MOUNDSVILLE - It is a tradition dating back thousands of years in India. For one day, complete strangers get together to celebrate life and each other. As part of the celebration, people participate in a "color throwing" in which brightly colored organic starch is thrown into the air. Often, celebrants throw the colors at each other.
On Saturday, the local Hare Krishna community hosted the first Festival of Colors at the Palace of Gold. The palace, located in the hills of Marshall County, is home to the New Vrindaban Community of Hare Krishnas. Vrindavana Das was the project manager for the festival.
"This is the first time doing it (the festival) is here in East Coast America," Vrindavana Das said. At noon, 300 people had shown up.
"We are expecting between 1,500-2,000," he said. "Most people are arriving around 3 p.m."
Vrindavana Das explained that the traditional Festival of Colors usually takes place over two days, though the Palace of Gold will only be doing one day this year.
"We are planning on two days in the future," he said.
He also emphasized the nonreligious but nonsecular nature of the event. "In India, it's not religious. It's just people coming together to enjoy life and share our love of each other without considering race, religion, class or whatever. We are all human beings. Let's just celebrate each other."

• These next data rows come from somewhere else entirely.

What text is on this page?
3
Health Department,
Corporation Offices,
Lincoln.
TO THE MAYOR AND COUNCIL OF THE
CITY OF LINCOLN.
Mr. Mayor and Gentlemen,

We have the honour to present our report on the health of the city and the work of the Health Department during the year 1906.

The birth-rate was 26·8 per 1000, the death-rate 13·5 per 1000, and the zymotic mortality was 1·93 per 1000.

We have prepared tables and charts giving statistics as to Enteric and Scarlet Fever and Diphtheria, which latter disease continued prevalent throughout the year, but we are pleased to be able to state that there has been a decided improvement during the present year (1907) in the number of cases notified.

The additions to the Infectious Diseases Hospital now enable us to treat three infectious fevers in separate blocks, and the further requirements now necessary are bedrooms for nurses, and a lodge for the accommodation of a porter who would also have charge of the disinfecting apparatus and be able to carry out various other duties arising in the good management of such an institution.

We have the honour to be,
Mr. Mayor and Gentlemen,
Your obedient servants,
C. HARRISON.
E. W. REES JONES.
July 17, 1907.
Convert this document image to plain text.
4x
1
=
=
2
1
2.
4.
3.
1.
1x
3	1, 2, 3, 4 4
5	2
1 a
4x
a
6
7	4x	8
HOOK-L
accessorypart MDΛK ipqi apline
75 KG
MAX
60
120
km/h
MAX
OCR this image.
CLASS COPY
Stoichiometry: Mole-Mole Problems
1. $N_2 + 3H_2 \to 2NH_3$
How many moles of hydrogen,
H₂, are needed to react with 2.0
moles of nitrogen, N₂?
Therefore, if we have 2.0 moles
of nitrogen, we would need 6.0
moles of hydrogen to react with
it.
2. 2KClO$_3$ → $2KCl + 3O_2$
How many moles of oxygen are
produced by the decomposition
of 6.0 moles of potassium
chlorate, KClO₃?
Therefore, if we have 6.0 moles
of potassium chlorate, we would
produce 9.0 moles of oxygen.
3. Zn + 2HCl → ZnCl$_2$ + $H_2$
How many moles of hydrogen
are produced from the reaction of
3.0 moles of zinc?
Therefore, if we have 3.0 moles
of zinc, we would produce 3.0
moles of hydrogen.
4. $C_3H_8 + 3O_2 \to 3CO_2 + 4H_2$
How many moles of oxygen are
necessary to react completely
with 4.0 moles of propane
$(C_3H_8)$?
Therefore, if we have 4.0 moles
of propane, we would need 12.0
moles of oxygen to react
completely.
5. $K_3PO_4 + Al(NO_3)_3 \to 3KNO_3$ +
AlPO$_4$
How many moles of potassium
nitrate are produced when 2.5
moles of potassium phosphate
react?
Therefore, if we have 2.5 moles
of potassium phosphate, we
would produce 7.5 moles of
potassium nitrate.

Yugal Kishore Das, a member of the New Vrindaban community, explained that the festival has a heritage of several millenia in India. "This is a happy festival signifying Holi in India," he explained. "It is a time when we can be happy and come together, share colors, eat, dance and enjoy."
Among the Hare Krishnas celebrating was Cita Rina. "We are re-enacting a pastime from the Baghavad Gita," explained Cita Rina. "It's for anybody who wants to join in the fun. We're very open about that."
A number of non- Krishnas were on hand for the festival Saturday. Among them were Bryanna DeFazio and Jordyn Clements.
"We just came up for the day to have fun and enjoy the experience," DeFazio commented.
"We're excited to be here," Clements said. "It's great to just have fun with complete strangers," she said, admiring the free-spirited nature of the event.
From their spot in the shade, Tanner Sebastian and Sara Dinwiddie also were enjoying themselves.
"It's our first time doing something like this," said Dinwiddie. "It's awesome! I hope a lot of people show up."
"I'm having a wonderful time," added Sebastian.
Aside from the color- throwing, food and drink were served and musical entertainment was heard throughout the day. One of the musical groups was The Other Tribe. According to an interview with the group, they have been playing bongos and spinning fire for morethan seven years. They are mostly local, often performing around Wheeling and St. Clairsville.
Smitha Krshna Das came to America from Mumbai, India to visit his daughter in Washington, D.C. As an Indian, he had experienced the festival first hand at its birthplace.
"In India, this is Holi's festival," Smitha Krshna Das said. "It's traditionally held in March or April in India, but to have the spirit, you can celebrate anytime." While important on the spiritual level, he also said the festival has a social significance. "It's a community festival," he said. "It gives people a chance to meet each other."